Слоновья память - Лобу Антунеш Антониу
Негр, мастурбирующий во дворе, начал в назидание санитарам корчиться в беспорядочных оргиастических конвульсиях, выставив шланг наружу. L’arroseur arrosé [15]. Неутомимая Шарлотта Бронте опять принялась за свое:
— Слушайте, вы, бездельник! Знаете, кто хозяйка этого всего?
И после паузы, рассчитанной на то, что врача успеет крепко взять за горло ужас, как школьника, застуканного на том, что он чего-то не знает, по-хозяйски шлепнула себя ладонью по животу:
— Я.
Глаза, презрительно оглядывающие доктора из-под полуопущенных век, вдруг брызнули лучами длиной с двадцатисантиметровую линейку:
— Не знаю, уволю я вас или назначу директором. Соответственно.
— Соответственно?
— Соответственно решению моего мужа, укротителя бронзовых львов Себаштьяна ди Мелу маркиза ди Помбал [16]. Мы торгуем дрессированными зверями для статуй, каменными бородатыми пенсионерами для фонтанов, неизвестными солдатами с доставкой на дом.
Он перестал ее слушать: тело его все еще изображало любезный вопросительный знак — этакое воплощенное внимание мелкого чиновника, внемлющего начальству, лоб, где все бугорки и ложбинки лица столпились, как прохожие вокруг извивающегося на мостовой эпилептика, морщился, демонстрируя асептический профессиональный интерес, шариковая ручка ожидала идиотского приказа о начертании окончательного диагноза, но на подмостках мозга сменяли друг друга смутные головокружительные сцены затянувшегося до поздних утренних часов сна, с которым тщетно борются вкус зубной пасты на языке и фальшивая рекламная свежесть лосьона после бритья, безошибочные признаки того, что ты уже инстинктивно барахтаешься в повседневной реальности, где нет места прихотливым кульбитам: осенявшие его воображаемые планы Зорро вечно, не начав воплощаться, растворялись во внутреннем меланхолическом Пиноккио, отразившись в нарисованной улыбке поверх его настоящих, сложенных в смиренную гримасу губ. Портье, каждый день будивший его настойчивым звоном колокольчика, представлялся ему сенбернаром с бочонком на ошейнике, спасающим его его in extremis [17] из-под снежной лавины кошмара. Вода из душа, стекая по плечам, смывала с кожи тоскливую испарину отчаяния.

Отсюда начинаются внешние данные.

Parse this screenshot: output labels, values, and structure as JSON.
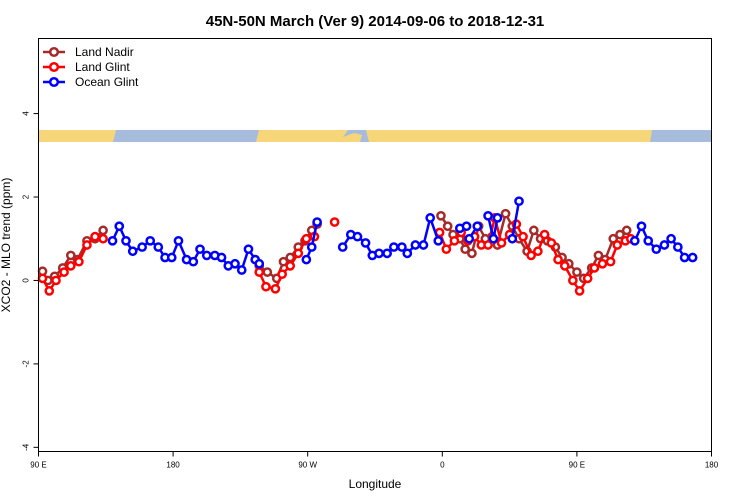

Уже пять месяцев, с тех пор как расстался с женой, врач жил один в апарт-отеле, где вся обстановка номера состояла из матраса и немого будильника, с самого своего рождения непрерывно показывавшего семь часов вечера, и этот врожденный порок радовал доктора, он терпеть не мог часов, в металлическом чреве которых бьется пораженная тахикардическим синдромом пружинка беспокойного сердца. Балкон номера торчал прямо над Атлантическим океаном поверх казино, где кишмя кишели пожилые американки, уставшие фотографировать королевские надгробия в стиле барокко и выставлявшие напоказ с вызывающей содрогание отвагой квакерш-ренегаток свои веснушчатые тощие скелеты в декольте.

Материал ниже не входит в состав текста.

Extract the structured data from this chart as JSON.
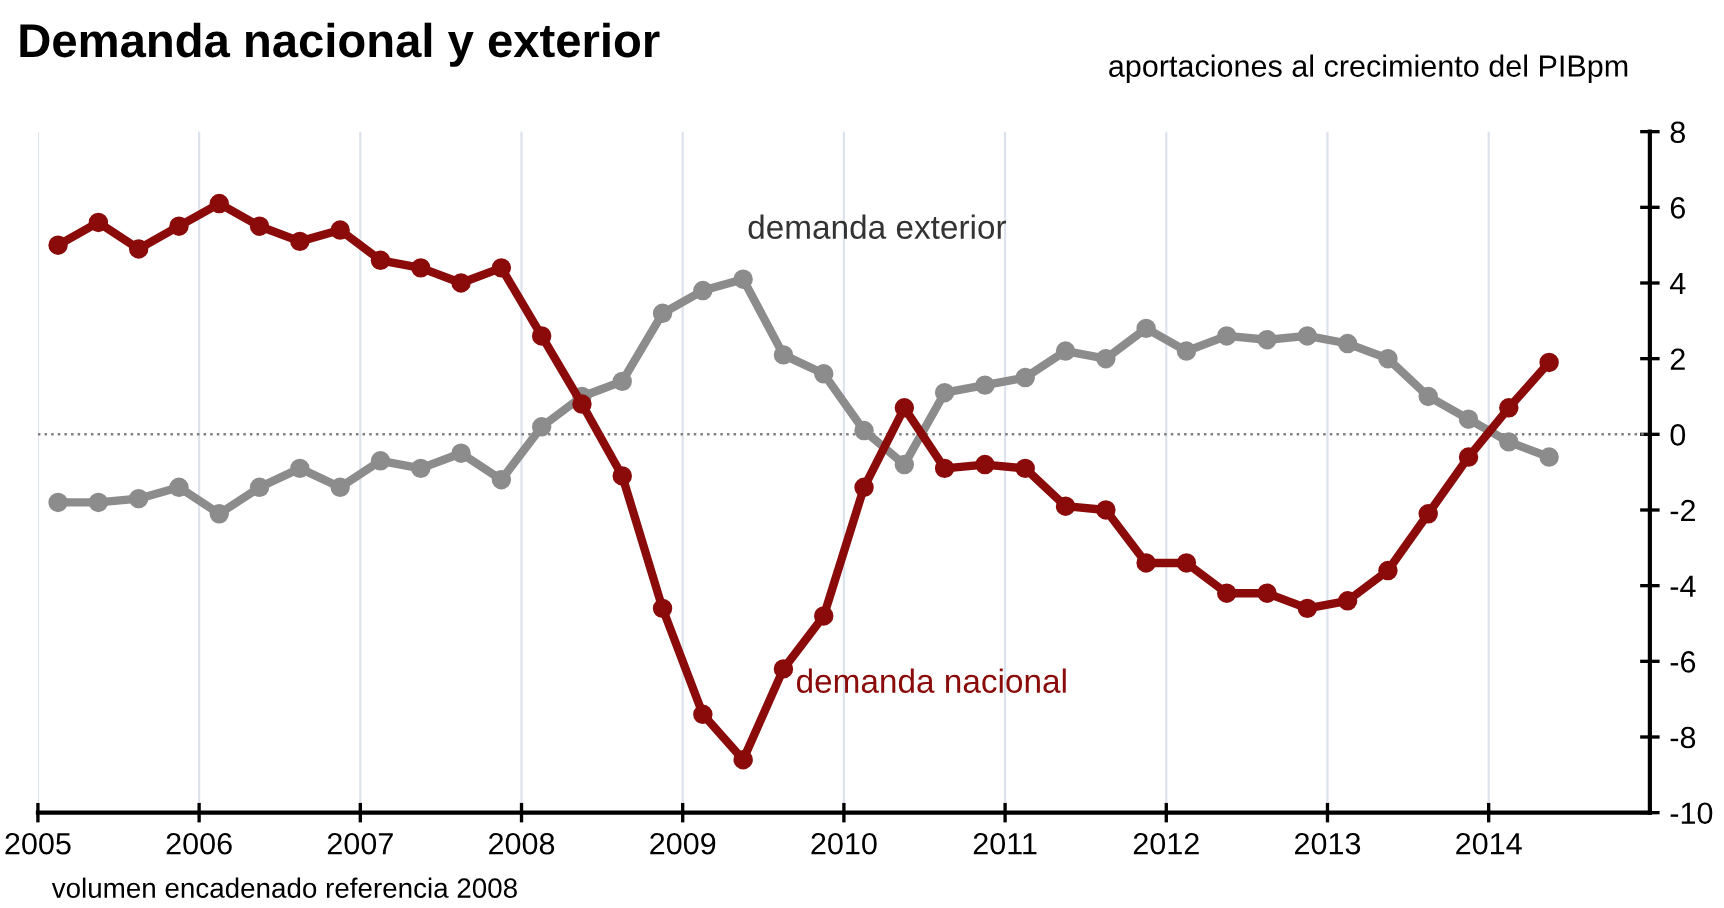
{
  "chart_data": {
    "type": "line",
    "title": "Demanda nacional y exterior",
    "subtitle": "aportaciones al crecimiento del PIBpm",
    "annotations": [
      "volumen encadenado referencia 2008"
    ],
    "x": [
      2005.125,
      2005.375,
      2005.625,
      2005.875,
      2006.125,
      2006.375,
      2006.625,
      2006.875,
      2007.125,
      2007.375,
      2007.625,
      2007.875,
      2008.125,
      2008.375,
      2008.625,
      2008.875,
      2009.125,
      2009.375,
      2009.625,
      2009.875,
      2010.125,
      2010.375,
      2010.625,
      2010.875,
      2011.125,
      2011.375,
      2011.625,
      2011.875,
      2012.125,
      2012.375,
      2012.625,
      2012.875,
      2013.125,
      2013.375,
      2013.625,
      2013.875,
      2014.125,
      2014.375
    ],
    "series": [
      {
        "name": "demanda nacional",
        "color": "#8b0a0a",
        "values": [
          5.0,
          5.6,
          4.9,
          5.5,
          6.1,
          5.5,
          5.1,
          5.4,
          4.6,
          4.4,
          4.0,
          4.4,
          2.6,
          0.8,
          -1.1,
          -4.6,
          -7.4,
          -8.6,
          -6.2,
          -4.8,
          -1.4,
          0.7,
          -0.9,
          -0.8,
          -0.9,
          -1.9,
          -2.0,
          -3.4,
          -3.4,
          -4.2,
          -4.2,
          -4.6,
          -4.4,
          -3.6,
          -2.1,
          -0.6,
          0.7,
          1.9
        ]
      },
      {
        "name": "demanda exterior",
        "color": "#8c8c8c",
        "values": [
          -1.8,
          -1.8,
          -1.7,
          -1.4,
          -2.1,
          -1.4,
          -0.9,
          -1.4,
          -0.7,
          -0.9,
          -0.5,
          -1.2,
          0.2,
          1.0,
          1.4,
          3.2,
          3.8,
          4.1,
          2.1,
          1.6,
          0.1,
          -0.8,
          1.1,
          1.3,
          1.5,
          2.2,
          2.0,
          2.8,
          2.2,
          2.6,
          2.5,
          2.6,
          2.4,
          2.0,
          1.0,
          0.4,
          -0.2,
          -0.6
        ]
      }
    ],
    "xlim": [
      2005,
      2015
    ],
    "xticks": [
      2005,
      2006,
      2007,
      2008,
      2009,
      2010,
      2011,
      2012,
      2013,
      2014
    ],
    "ylim": [
      -10,
      8
    ],
    "yticks": [
      -10,
      -8,
      -6,
      -4,
      -2,
      0,
      2,
      4,
      6,
      8
    ],
    "ref_lines": [
      {
        "axis": "y",
        "value": 0,
        "color": "#808080",
        "line_style": "dotted"
      }
    ],
    "grid": "x",
    "legend": false,
    "marker": "circle",
    "line_style": "solid"
  }
}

Растянувшись на простынях, психиатр чувствовал, как через открытые окна к ногам подступает морская тьма, отличная от земной тьмы своим вечным ритмическим нервным движением. Заводы Баррейру смешивали с лиловым светом утренней зари мускулистый дым своих далеких труб. Чайки, мечущиеся без руля и ветрил, ошалело натыкались то на воробьев в листве платанов, то на керамических ласточек на фасадах домов. Бутылка самогона светилась в пустой кухне, как лампада, зажженная в знак обета достичь циррозного блаженства. Расшвыряв белье по полу, врач постепенно постигал, что одиночество на вкус — алкоголь, который хлещешь из горла без друзей, присев на край кухонной раковины. И в конце концов, хлопком загоняя пробку на место, приходил к выводу, что стал похож на верблюда, пополняющего запасы влаги в горбу перед дальним походом по дюнам, которых век бы ему не видать.
В такие минуты, когда жизнь казалась никчемной и хрупкой, как расставленные престарелыми тетушками по гостиным, пропахшим смесью кошачьей мочи с укрепляющей микстурой, безделушки, по которым легко восстанавливается семейное прошлое во всей его мизерной монументальности, подобно тому как Кювье [18] восстанавливал устрашающих динозавров по крошечному осколку фаланги пальца, воспоминание о дочерях возвращалось и возвращалось надоедливым припевом, от которого никак не избавишься, словно от прилипшего к пальцу пластыря, и во внутренностях начиналась такая революция, что единственным выходом для отчаяния оставался самый экстравагантный: в виде газов. Дочери и стыд за то, что сбежал из дома ночью, собрал чемодан и тихо спустился по лестнице, с каждой ступенькой все острее осознавая, что покидает нечто большее, чем женщину, двоих детей и сложную паутину беспокойных, но приятных и с таким терпением взращиваемых чувств. В наше время развод заменил обряд инициации, стал чем-то вроде первого причастия; уверенность в том, что завтра он проснется без привычных поджаренных тостов на двоих на завтрак (тебе мякиш, мне — корочку), уже в подъезде привела его в ужас. Горестный взгляд жены спускался за ним по пятам: они отдалялись друг от друга так же, как когда-то сближались тринадцать лет назад обычным пляжным летом, в августе, полном смутных стремлений и отчаянных поцелуев в горячей вихрящейся приливной волне. Тело ее даже после родов оставалось легким и юным, а лицо сохранило в неприкосновенности непорочность скул и совершенной формы нос непобедимой отроковицы: рядом с этой стройной красотой в духе раскрашенного Джакометти заметнее было, насколько он неуклюж и нелеп в своей начавшей увядать, вступившей в пору неприветливой осени оболочке. Порой ему казалось несправедливым прикасаться к ней, как будто его пальцы могли причинить ей ничем не оправданные страдания. И он утыкался лицом ей в колени, задыхаясь от любви, бормоча нежные слова на каком-то выдуманном наречии.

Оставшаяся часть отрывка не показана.